Overview

For scenarios requiring more precise control than autonomous agents, we offer a fully functional web browser interface for LLM agents. This allows you to observe website states and execute actions using intuitive natural language commands, giving you granular control while maintaining the simplicity of natural language interaction:

  • Observe a page: Use the observe endpoint to get the current state of a page and its available actions.
  • Step through a page: Use the step endpoint to take actions on a page.
  • Scrape (structured) data from a page: Use the scrape endpoint to extract structured data from a page.

These operations offer more granular control over what’s actually executed in a browser session compared to the agent operations.

Executing actions

Notte has a step function that can be used to execute actions on a page using natural language. Here’s an example of how to find jobs on LinkedIn:

from notte_sdk import NotteClient

notte = NotteClient()
with notte.Session() as page:
    obs = page.observe(url="https://linkedin.com")
    action = obs.space.actions.get("click 'jobs'")
    obs = page.step(action)
    action = obs.space.actions.get("click the first job posting")
    obs = page.step(action)

Scrape (structured) data from the page

Notte provides a scraping endpoint that allows you to scrape any website with a single API call (markdown or structured JSON format supported).
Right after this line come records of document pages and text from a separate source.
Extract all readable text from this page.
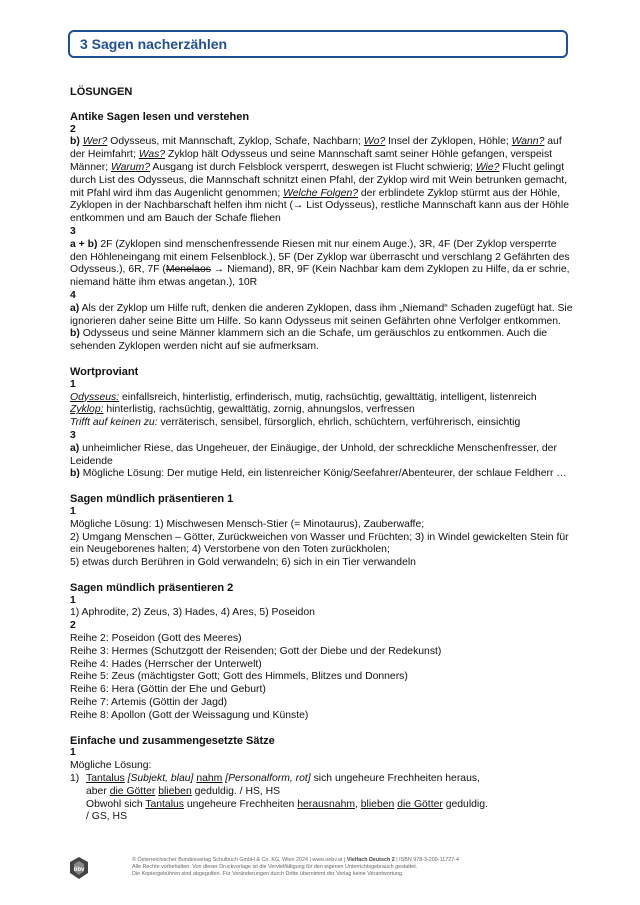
3 Sagen nacherzählen

LÖSUNGEN

Antike Sagen lesen und verstehen

2

b) Wer? Odysseus, mit Mannschaft, Zyklop, Schafe, Nachbarn; Wo? Insel der Zyklopen, Höhle; Wann? auf der Heimfahrt; Was? Zyklop hält Odysseus und seine Mannschaft samt seiner Höhle gefangen, verspeist Männer; Warum? Ausgang ist durch Felsblock versperrt, deswegen ist Flucht schwierig; Wie? Flucht gelingt durch List des Odysseus, die Mannschaft schnitzt einen Pfahl, der Zyklop wird mit Wein betrunken gemacht, mit Pfahl wird ihm das Augenlicht genommen; Welche Folgen? der erblindete Zyklop stürmt aus der Höhle, Zyklopen in der Nachbarschaft helfen ihm nicht (→ List Odysseus), restliche Mannschaft kann aus der Höhle entkommen und am Bauch der Schafe fliehen

3

a + b) 2F (Zyklopen sind menschenfressende Riesen mit nur einem Auge.), 3R, 4F (Der Zyklop versperrte den Höhleneingang mit einem Felsenblock.), 5F (Der Zyklop war überrascht und verschlang 2 Gefährten des Odysseus.), 6R, 7F (Menelaos → Niemand), 8R, 9F (Kein Nachbar kam dem Zyklopen zu Hilfe, da er schrie, niemand hätte ihm etwas angetan.), 10R

4

a) Als der Zyklop um Hilfe ruft, denken die anderen Zyklopen, dass ihm „Niemand“ Schaden zugefügt hat. Sie ignorieren daher seine Bitte um Hilfe. So kann Odysseus mit seinen Gefährten ohne Verfolger entkommen.

b) Odysseus und seine Männer klammern sich an die Schafe, um geräuschlos zu entkommen. Auch die sehenden Zyklopen werden nicht auf sie aufmerksam.

Wortproviant

1

Odysseus: einfallsreich, hinterlistig, erfinderisch, mutig, rachsüchtig, gewalttätig, intelligent, listenreich

Zyklop: hinterlistig, rachsüchtig, gewalttätig, zornig, ahnungslos, verfressen

Trifft auf keinen zu: verräterisch, sensibel, fürsorglich, ehrlich, schüchtern, verführerisch, einsichtig

3

a) unheimlicher Riese, das Ungeheuer, der Einäugige, der Unhold, der schreckliche Menschenfresser, der Leidende

b) Mögliche Lösung: Der mutige Held, ein listenreicher König/Seefahrer/Abenteurer, der schlaue Feldherr …

Sagen mündlich präsentieren 1

1

Mögliche Lösung: 1) Mischwesen Mensch-Stier (= Minotaurus), Zauberwaffe;

2) Umgang Menschen – Götter, Zurückweichen von Wasser und Früchten; 3) in Windel gewickelten Stein für ein Neugeborenes halten; 4) Verstorbene von den Toten zurückholen;

5) etwas durch Berühren in Gold verwandeln; 6) sich in ein Tier verwandeln

Sagen mündlich präsentieren 2

1

1) Aphrodite, 2) Zeus, 3) Hades, 4) Ares, 5) Poseidon

2

Reihe 2: Poseidon (Gott des Meeres)

Reihe 3: Hermes (Schutzgott der Reisenden; Gott der Diebe und der Redekunst)

Reihe 4: Hades (Herrscher der Unterwelt)

Reihe 5: Zeus (mächtigster Gott; Gott des Himmels, Blitzes und Donners)

Reihe 6: Hera (Göttin der Ehe und Geburt)

Reihe 7: Artemis (Göttin der Jagd)

Reihe 8: Apollon (Gott der Weissagung und Künste)

Einfache und zusammengesetzte Sätze

1

Mögliche Lösung:

1) Tantalus [Subjekt, blau] nahm [Personalform, rot] sich ungeheure Frechheiten heraus,

aber die Götter blieben geduldig. / HS, HS

Obwohl sich Tantalus ungeheure Frechheiten herausnahm, blieben die Götter geduldig.

/ GS, HS

öbv
© Österreichischer Bundesverlag Schulbuch GmbH & Co. KG, Wien 2024 | www.oebv.at | Vielfach Deutsch 2 | ISBN 978-3-209-11727-4
Alle Rechte vorbehalten. Von dieser Druckvorlage ist die Vervielfältigung für den eigenen Unterrichtsgebrauch gestattet.
Die Kopiergebühren sind abgegolten. Für Veränderungen durch Dritte übernimmt der Verlag keine Verantwortung.
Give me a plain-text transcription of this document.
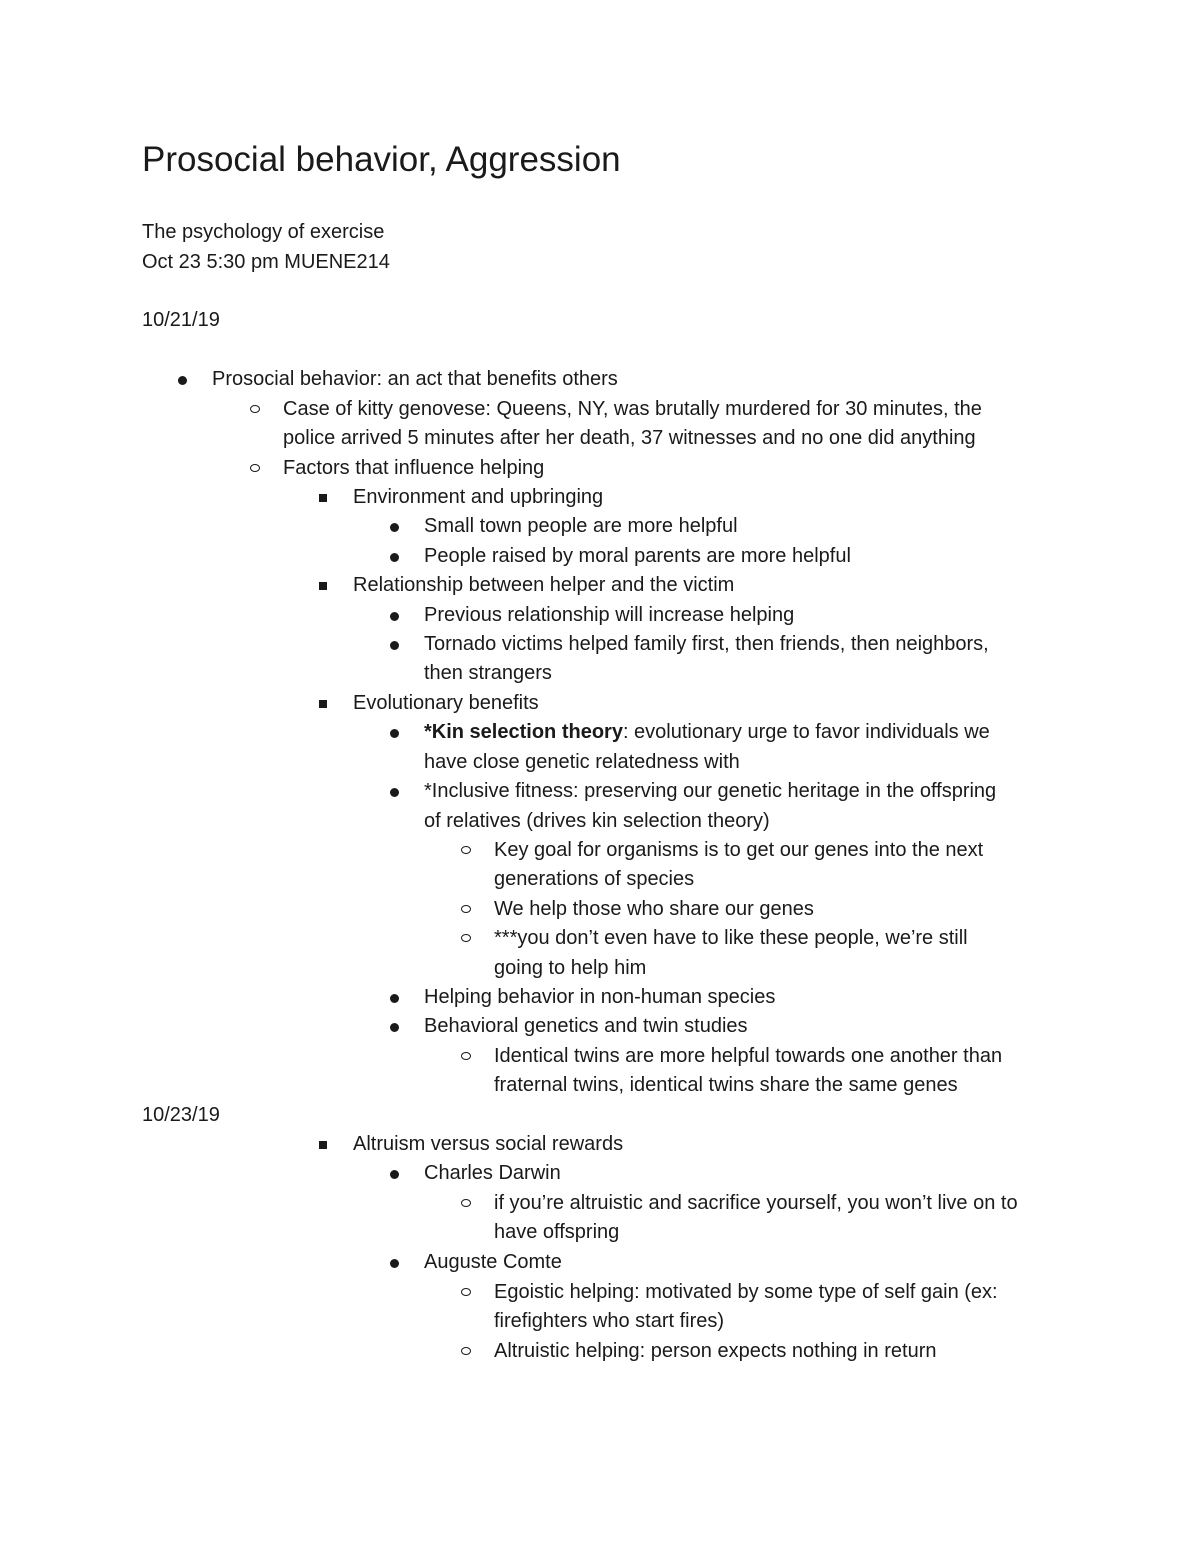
Prosocial behavior, Aggression
The psychology of exercise
Oct 23 5:30 pm MUENE214
10/21/19
Prosocial behavior: an act that benefits others
Case of kitty genovese: Queens, NY, was brutally murdered for 30 minutes, the
police arrived 5 minutes after her death, 37 witnesses and no one did anything
Factors that influence helping
Environment and upbringing
Small town people are more helpful
People raised by moral parents are more helpful
Relationship between helper and the victim
Previous relationship will increase helping
Tornado victims helped family first, then friends, then neighbors,
then strangers
Evolutionary benefits
*Kin selection theory: evolutionary urge to favor individuals we
have close genetic relatedness with
*Inclusive fitness: preserving our genetic heritage in the offspring
of relatives (drives kin selection theory)
Key goal for organisms is to get our genes into the next
generations of species
We help those who share our genes
***you don’t even have to like these people, we’re still
going to help him
Helping behavior in non-human species
Behavioral genetics and twin studies
Identical twins are more helpful towards one another than
fraternal twins, identical twins share the same genes
10/23/19
Altruism versus social rewards
Charles Darwin
if you’re altruistic and sacrifice yourself, you won’t live on to
have offspring
Auguste Comte
Egoistic helping: motivated by some type of self gain (ex:
firefighters who start fires)
Altruistic helping: person expects nothing in return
Here’s an example of how to extract the job title from the job posting:

scrape.py
from pydantic import BaseModel
from notte_sdk import NotteClient

class JobPosting(BaseModel):
  jobTitle: str

notte = NotteClient()
job_title =  notte.scrape(
  url="https://linkedin.com",
  instruction="Extract the job title from the job posting",
  response_format=JobPosting,
)

Notte uses Pydantic to help you define the schema of the data to be extracted.